The call seemed innocent enough, Galen Tarman recalls: A man phoning from California, looking to buy four mattresses for his church group.
The fact that the words were coming through a relay service - one designed to serve hearing-impaired callers - only steeled Tarman's resolve to help out and make a sale.
"I tried to ask some questions," Tarman recalls. "I had difficulty getting the person's correct name and address - it's difficult sometimes working with the system, because a person needs to transcribe the information. But I finally got him to tell me he would e-mail me with all the correct information."
Still, Tarman says now, it seemed "a little odd."
Turns out his hesitancy was warranted.
Tarman, owner of Blue Heron in downtown Lawrence, spent three days following a trail of resulting e-mails, a credit card number and other information to foil the man's scam.
The man, who had given Tarman a stolen account number and a delivery address in Ghana, never did get his mattresses.
But Tarman worries that other businesses in Lawrence and the surrounding area might not be so fortunate. With the initial call coming in through a relay service - with an operator reading words that were typed perhaps a continent away - Tarman nearly let his guard down enough to lose $3,000 on a deal that was a fraud from the beginning.

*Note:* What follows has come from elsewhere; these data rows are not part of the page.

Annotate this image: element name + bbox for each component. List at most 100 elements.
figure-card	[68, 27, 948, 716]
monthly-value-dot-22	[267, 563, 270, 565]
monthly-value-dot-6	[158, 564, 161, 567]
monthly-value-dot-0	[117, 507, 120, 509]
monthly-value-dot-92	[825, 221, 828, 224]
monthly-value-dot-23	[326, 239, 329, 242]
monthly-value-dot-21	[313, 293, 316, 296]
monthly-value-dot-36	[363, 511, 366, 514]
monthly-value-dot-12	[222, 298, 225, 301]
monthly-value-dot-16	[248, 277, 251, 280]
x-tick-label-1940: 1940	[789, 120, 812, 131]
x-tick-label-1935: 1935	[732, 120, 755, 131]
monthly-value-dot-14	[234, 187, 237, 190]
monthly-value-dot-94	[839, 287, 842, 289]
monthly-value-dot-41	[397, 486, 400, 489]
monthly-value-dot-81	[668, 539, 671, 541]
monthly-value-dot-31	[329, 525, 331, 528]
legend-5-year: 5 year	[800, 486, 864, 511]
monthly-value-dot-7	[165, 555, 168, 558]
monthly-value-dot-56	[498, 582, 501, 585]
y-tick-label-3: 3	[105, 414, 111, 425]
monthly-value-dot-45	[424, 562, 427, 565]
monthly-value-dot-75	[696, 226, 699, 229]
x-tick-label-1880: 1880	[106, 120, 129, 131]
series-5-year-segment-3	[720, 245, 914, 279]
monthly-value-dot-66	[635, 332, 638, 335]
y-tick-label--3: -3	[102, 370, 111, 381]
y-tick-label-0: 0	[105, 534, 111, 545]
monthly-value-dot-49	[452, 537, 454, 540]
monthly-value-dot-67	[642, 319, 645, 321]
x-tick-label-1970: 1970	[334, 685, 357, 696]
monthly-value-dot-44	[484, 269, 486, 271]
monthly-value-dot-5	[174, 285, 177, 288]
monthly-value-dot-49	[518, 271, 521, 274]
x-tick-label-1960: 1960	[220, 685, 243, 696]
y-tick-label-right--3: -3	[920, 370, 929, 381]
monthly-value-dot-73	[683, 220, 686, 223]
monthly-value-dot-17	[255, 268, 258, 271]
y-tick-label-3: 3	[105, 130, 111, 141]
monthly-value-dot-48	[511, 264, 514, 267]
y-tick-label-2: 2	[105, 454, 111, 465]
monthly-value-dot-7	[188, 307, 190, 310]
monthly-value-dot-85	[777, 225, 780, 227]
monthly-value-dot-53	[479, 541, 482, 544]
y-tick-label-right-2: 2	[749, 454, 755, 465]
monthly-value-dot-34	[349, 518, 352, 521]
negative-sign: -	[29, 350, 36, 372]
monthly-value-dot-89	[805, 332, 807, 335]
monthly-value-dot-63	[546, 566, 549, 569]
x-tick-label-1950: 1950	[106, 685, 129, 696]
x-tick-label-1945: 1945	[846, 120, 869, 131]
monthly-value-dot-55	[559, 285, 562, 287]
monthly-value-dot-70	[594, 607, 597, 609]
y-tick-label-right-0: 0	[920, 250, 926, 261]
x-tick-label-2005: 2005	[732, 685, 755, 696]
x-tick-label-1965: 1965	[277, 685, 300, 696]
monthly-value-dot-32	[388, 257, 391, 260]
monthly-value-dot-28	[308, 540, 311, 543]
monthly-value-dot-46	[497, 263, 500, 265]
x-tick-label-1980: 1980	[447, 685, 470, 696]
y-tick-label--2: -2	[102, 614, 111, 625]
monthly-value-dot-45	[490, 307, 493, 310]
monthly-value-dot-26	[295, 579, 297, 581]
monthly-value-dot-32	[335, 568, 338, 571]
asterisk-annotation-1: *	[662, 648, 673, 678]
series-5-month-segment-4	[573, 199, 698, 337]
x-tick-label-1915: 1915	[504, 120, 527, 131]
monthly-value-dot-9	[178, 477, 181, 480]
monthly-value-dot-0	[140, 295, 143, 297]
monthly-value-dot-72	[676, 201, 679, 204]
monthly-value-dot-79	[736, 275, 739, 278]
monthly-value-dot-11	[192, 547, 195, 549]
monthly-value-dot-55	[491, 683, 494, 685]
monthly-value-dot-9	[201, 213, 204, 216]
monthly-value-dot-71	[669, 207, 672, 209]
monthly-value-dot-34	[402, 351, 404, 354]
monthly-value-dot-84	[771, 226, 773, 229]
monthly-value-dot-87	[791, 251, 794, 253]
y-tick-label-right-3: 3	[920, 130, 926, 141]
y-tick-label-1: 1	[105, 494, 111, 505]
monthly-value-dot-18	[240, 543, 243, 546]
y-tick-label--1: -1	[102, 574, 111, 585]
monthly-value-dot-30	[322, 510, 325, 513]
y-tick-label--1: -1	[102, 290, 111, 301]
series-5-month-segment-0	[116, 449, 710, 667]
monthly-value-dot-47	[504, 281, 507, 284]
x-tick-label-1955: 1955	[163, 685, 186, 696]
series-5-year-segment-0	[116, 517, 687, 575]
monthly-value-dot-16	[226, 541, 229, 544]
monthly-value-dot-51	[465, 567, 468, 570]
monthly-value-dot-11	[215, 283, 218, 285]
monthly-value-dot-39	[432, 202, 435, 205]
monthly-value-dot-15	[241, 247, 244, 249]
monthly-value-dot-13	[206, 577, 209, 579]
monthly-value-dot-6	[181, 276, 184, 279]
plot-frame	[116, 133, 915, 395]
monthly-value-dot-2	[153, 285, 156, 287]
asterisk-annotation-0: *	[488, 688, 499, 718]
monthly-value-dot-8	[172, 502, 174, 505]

"I spent a lot of time on this, and I can see it happening to someone else - it probably does, every day," Tarman said this week. "Think about it: It totally makes sense for them. They're probably sitting someplace halfway around the world, they don't have to speak English and they can masquerade behind their keypad."
Such scams are becoming increasingly common and are causing problems for people making legitimate calls using relay systems, said David Rosenthal, a spokesman for the Kansas Relay Center, operated by AT&T in Lawrence.
The Kansas Relay Center, with 70 employees at 734 Vt., handles about 432,000 calls a year, all of them domestic. Calls made into the system can be tracked through caller ID and, because of equipment and technology involved, are relatively difficult to use for fraud.
But increasingly, he said, scammers connect into so-called IP Relay centers, which accept electronic messages from any phone anywhere in the world and transform them into voice communications that come through a regular phone.
That's likely what Tarman received, Rosenthal said.
"All a person would need is a personal computer and Internet access, and there is no way to tell where the person is calling from, so apparently groups in Africa are using it to target unsuspecting businesses into sending materials to Ghana or Nigeria or other African countries - and using stolen credit cards, which is unfortunate," Rosenthal said.
Such calls are free, he said, because a federal fund finances the operations of IP Relay centers.
"Unfortunately, there are people who are looking to scam others, and they will look for ways to get around anything to get what they want," Rosenthal said. "And unfortunately, IP Relay seems to be the perfect vehicle for their scams.
"It is incumbent on the businesses to be suspicious of calls that require merchandise be sent overseas - especially from a person who has never been in the store - and provides a credit card."
Rosenthal, who is hearing-impaired himself, discussed the fraud issue Friday through a TTY relay, the technology used by the Kansas Relay Center. He noted that all TTY operators - and, for that matter, those at IP Relay centers - are required by law simply to relay conversations without comment. That leaves them powerless to advise callers about the likelihood of a scam being perpetrated.
"In any service designed to do good, there inevitably will be some groups who will find out about it and take advantage of it for fraudulent reasons, and that leaves a bad rap for the service," Rosenthal said. "It ends up hurting those of us with good and honorable intentions. We see this all the time."
Tarman, meanwhile, will continue to keep his guard up. After the latest call, he contacted the credit card company and learned that it had been stolen.
"The lesson in all this is, obviously, you have to be careful," he said.